A quantum chemistry approach to linear vibro-polaritonic IR spectra with perturbative electron-photon correlation

Abstract

In the vibrational strong coupling (VSC) regime, molecular vibrations and resonant low-frequency cavity modes form light-matter hybrid states, named vibrational polaritons, with characteristic IR spectroscopic signatures. Here, we introduce a quantum chemistry based computational scheme for linear IR spectra of vibrational polaritons in polyatomic molecules, which perturbatively accounts for nonresonant electron-photon interactions under VSC. Specifically, we formulate a cavity Born- Oppenheimer perturbation theory (CBO-PT) linear response approach, which provides an approximate but systematic description of such electron-photon correlation effects in VSC scenarios, while relying on molecular ab initio quantum chemistry methods. We identify relevant electron-photon correlation effects at second-order of CBO-PT, which manifest as static polarizability-dependent Hessian corrections and an emerging polarizability-dependent cavity intensity component providing access to transmission spectra commonly measured in vibro-polaritonic chemistry. Illustratively, we address electron-photon correlation effects perturbatively in IR spectra of CO$_2$ and Fe(CO)$_5$ vibropolaritonic models qualitatively in sound agreement with non-perturbative CBO linear response theory.

Figures (3)

• Figure 1: Sketch of CO$_2$ and Fe(CO)$_5$ vibro-polaritonic model systems studied with respect to their linear IR response in this work.
• Figure 2: Linear vibro-polaritonic IR spectra for selected single-molecule models under VSC with a single cavity mode at coupling strength, $g_0=0.03\,\sqrt{E_h}/e a_0$. Top-row: z-polarized IR spectra of the antisymmetric CO$_2$-stretching mode under VSC with a single cavity mode, $\hbar\omega_c=\hbar\omega_\mathrm{as}=2400\,\mathrm{cm}^{-1}$, with a) CBO-PT(1) and CBO-PT(2) IR spectra, $\sigma^{(1)}_\mathrm{IR}(\hbar\omega)$ and $\sigma^{(2)}_\mathrm{IR}(\hbar\omega)$, besides bare molecular spectrum, $\sigma^{(0)}_\mathrm{IR}(\hbar\omega)$, b) molecular, cavity and mixed CBO-PT(2) contributions, $\sigma^{(Q,2)}_\mathrm{IR}(\hbar\omega),\sigma^{(C,2)}_\mathrm{IR}(\hbar\omega)$ and $\sigma^{(X,2)}_\mathrm{IR}(\hbar\omega)$ and c) comparison of normalized $\sigma^{(2)}_\mathrm{IR}(\hbar\omega)$ and $\sigma^{(C,2)}_\mathrm{IR}(\hbar\omega)$. Bottom-row: Polarization-averaged linear vibro-polaritonic IR spectra for the CO-stretch band of a single Fe(CO)$_5$ molecule under VSC with a single cavity mode, $\hbar\omega_c=\hbar\omega_{e^\prime}=2052\,\mathrm{cm}^{-1}$ with d)-f) providing same information as a)-c).
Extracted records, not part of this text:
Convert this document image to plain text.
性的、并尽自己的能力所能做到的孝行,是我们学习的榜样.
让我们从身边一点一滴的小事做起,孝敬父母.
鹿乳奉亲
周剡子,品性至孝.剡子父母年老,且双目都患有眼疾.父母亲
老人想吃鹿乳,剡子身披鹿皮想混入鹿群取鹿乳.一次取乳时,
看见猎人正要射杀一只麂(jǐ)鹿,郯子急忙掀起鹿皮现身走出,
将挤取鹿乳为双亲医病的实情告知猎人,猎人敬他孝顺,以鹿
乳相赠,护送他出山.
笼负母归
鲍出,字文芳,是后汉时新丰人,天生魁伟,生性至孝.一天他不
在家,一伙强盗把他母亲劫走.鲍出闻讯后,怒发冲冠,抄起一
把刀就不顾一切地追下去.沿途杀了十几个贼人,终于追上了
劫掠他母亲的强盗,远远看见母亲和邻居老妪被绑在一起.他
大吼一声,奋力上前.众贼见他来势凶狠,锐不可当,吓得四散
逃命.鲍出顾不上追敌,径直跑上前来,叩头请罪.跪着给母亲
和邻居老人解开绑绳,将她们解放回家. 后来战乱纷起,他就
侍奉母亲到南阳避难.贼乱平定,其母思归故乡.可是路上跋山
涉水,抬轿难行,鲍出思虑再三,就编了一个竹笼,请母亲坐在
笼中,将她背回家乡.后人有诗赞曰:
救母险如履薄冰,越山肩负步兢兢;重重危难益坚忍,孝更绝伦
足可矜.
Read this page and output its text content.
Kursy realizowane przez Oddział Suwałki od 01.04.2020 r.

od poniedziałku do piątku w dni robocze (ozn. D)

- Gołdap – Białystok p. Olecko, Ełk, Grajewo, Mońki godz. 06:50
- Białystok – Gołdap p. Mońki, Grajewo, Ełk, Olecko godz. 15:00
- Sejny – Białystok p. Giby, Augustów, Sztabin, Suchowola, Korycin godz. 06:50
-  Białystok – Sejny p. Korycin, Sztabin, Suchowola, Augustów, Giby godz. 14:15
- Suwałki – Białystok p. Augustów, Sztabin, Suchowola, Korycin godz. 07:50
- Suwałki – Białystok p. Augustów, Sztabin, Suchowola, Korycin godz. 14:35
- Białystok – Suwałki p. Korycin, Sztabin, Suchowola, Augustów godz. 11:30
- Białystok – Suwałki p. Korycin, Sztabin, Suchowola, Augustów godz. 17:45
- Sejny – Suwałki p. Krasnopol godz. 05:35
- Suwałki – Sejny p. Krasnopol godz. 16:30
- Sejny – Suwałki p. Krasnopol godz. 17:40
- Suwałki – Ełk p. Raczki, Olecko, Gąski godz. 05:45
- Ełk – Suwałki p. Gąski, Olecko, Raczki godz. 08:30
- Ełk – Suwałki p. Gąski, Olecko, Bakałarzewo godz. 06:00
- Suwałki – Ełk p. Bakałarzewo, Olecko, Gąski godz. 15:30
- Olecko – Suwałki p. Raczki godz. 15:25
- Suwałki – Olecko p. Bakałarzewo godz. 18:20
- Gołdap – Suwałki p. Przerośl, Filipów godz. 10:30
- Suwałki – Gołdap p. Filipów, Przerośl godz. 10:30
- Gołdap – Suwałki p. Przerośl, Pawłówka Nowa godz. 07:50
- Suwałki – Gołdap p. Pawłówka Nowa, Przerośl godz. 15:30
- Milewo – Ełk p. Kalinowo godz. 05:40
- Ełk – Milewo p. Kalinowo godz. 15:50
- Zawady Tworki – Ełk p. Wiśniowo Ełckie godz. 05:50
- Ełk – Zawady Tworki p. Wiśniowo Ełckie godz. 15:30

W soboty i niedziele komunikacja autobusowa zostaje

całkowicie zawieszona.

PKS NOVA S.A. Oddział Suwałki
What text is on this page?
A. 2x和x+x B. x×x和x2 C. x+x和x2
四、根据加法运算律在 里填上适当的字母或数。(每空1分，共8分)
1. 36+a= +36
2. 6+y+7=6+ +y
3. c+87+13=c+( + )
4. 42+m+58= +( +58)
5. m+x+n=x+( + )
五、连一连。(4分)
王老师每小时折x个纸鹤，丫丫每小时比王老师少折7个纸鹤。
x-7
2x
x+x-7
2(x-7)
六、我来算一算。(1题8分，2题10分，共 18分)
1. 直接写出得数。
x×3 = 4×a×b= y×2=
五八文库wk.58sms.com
Stick spectra in d) resemble individual polarization-dependent contributions to $\bar{\sigma}^{(2)}_\mathrm{IR}$ (cf. main text for details). The respective cavity mode frequency is indicated by a grey vertical line in all panels.
• Figure 3: Linear vibro-polaritonic IR spectra for CO$_2$ ensemble models under VSC with a single cavity mode, $\hbar\omega_c=\hbar\omega_\mathrm{as}=2400\,\mathrm{cm}^{-1}$. a) Ensemble and effective CBO-PT(n) IR spectra, $\sigma^{(n)}_\mathrm{ens}(\hbar\omega)$ and $\sigma^{(n)}_\mathrm{eff}(\hbar\omega)$ for $n=,1,2$, b) molecular, cavity and mixed CBO-PT(2) contributions, $\sigma^{(Q,2)}_\mathrm{ens}(\hbar\omega),\sigma^{(C,2)}_\mathrm{ens}(\hbar\omega)$ and $\sigma^{(X,2)}_\mathrm{ens}(\hbar\omega)$ for explicit ensemble and c) comparison of normalized $\sigma^{(2)}_\mathrm{ens}(\hbar\omega)$ and $\sigma^{(C,2)}_\mathrm{ens}(\hbar\omega)$ for explicit ensemble. The respective cavity mode frequency is indicated by a grey vertical line.